This work proposes PCBM-ReD, a novel post-hoc concept bottleneck model that transforms any pretrained deep network into a highly accurate and interpretable system without requiring retraining. Addressing the limitations of existing approaches—such as poor interpretability of standard deep models and the reliance of conventional concept bottleneck models on manual annotations, unreliable concepts, or missing visual grounding—PCBM-ReD leverages CLIP’s vision-language alignment and multimodal large language models (MLLMs) to automatically identify task-relevant, human-understandable visual concepts. It further refines these concepts through reconstruction-guided sparse decomposition to enhance representational fidelity. Evaluated across 11 image classification benchmarks, the method achieves state-of-the-art performance, substantially narrowing the accuracy gap with end-to-end models while delivering high-fidelity, human-interpretable explanations.

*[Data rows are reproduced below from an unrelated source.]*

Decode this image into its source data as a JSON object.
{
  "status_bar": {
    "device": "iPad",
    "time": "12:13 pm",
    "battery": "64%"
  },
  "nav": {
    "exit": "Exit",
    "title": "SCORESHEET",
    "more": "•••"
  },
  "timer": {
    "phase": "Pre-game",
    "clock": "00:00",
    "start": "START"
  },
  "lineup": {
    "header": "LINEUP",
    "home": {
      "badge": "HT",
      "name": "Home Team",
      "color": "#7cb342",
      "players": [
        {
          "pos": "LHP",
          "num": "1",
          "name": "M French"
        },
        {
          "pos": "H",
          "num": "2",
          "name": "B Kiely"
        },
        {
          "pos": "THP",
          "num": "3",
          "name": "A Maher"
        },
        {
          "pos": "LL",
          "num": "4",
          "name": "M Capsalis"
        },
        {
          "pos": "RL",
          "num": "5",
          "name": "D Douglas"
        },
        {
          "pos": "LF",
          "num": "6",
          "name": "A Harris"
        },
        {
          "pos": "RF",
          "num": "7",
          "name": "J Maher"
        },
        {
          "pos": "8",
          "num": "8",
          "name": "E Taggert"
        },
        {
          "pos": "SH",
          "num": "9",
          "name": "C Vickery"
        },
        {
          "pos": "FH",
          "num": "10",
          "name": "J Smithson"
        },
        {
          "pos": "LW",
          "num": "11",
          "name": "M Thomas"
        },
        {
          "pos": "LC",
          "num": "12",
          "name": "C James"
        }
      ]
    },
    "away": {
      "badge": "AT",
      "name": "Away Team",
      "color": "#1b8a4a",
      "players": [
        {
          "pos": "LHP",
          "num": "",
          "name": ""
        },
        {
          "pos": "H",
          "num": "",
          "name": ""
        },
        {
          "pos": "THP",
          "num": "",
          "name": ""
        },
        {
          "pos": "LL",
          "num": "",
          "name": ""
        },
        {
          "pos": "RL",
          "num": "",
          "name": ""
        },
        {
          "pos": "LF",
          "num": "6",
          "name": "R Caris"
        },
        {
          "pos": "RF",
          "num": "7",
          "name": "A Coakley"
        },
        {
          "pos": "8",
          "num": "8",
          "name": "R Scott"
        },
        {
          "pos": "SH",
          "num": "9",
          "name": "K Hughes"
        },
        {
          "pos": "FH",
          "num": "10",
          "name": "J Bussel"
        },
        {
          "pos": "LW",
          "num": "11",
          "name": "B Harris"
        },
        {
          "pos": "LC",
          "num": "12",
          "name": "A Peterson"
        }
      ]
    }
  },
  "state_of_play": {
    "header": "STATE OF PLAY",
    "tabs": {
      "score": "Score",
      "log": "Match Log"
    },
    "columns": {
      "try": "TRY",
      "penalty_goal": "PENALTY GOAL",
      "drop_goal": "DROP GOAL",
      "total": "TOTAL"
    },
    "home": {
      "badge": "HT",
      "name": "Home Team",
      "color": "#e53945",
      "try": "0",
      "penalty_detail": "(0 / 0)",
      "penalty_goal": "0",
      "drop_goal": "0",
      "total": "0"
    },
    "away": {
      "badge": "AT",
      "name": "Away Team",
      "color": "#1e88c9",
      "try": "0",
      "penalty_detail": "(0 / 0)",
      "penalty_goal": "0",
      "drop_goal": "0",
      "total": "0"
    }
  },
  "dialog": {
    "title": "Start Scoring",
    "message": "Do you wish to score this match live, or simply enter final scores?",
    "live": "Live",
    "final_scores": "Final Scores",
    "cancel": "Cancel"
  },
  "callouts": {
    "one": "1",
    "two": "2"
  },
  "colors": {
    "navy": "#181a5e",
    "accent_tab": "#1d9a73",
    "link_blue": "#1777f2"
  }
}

Deep learning has achieved remarkable success in image recognition, yet their inherent opacity poses challenges for deployment in critical domains. Concept-based interpretations aim to address this by explaining model reasoning through human-understandable concepts. However, existing post-hoc methods and ante-hoc concept bottleneck models (CBMs), suffer from limitations such as unreliable concept relevance, non-visual or labor-intensive concept definitions, and model or data-agnostic assumptions. This paper introduces Post-hoc Concept Bottleneck Model via Representation Decomposition (PCBM-ReD), a novel pipeline that retrofits interpretability onto pretrained opaque models. PCBM-ReD automatically extracts visual concepts from a pre-trained encoder, employs multimodal large language models (MLLMs) to label and filter concepts based on visual identifiability and task relevance, and selects an independent subset via reconstruction-guided optimization. Leveraging CLIP's visual-text alignment, it decomposes image representations into linear combination of concept embeddings to fit into the CBMs abstraction. Extensive experiments across 11 image classification tasks show PCBM-ReD achieves state-of-the-art accuracy, narrows the performance gap with end-to-end models, and exhibits better interpretability.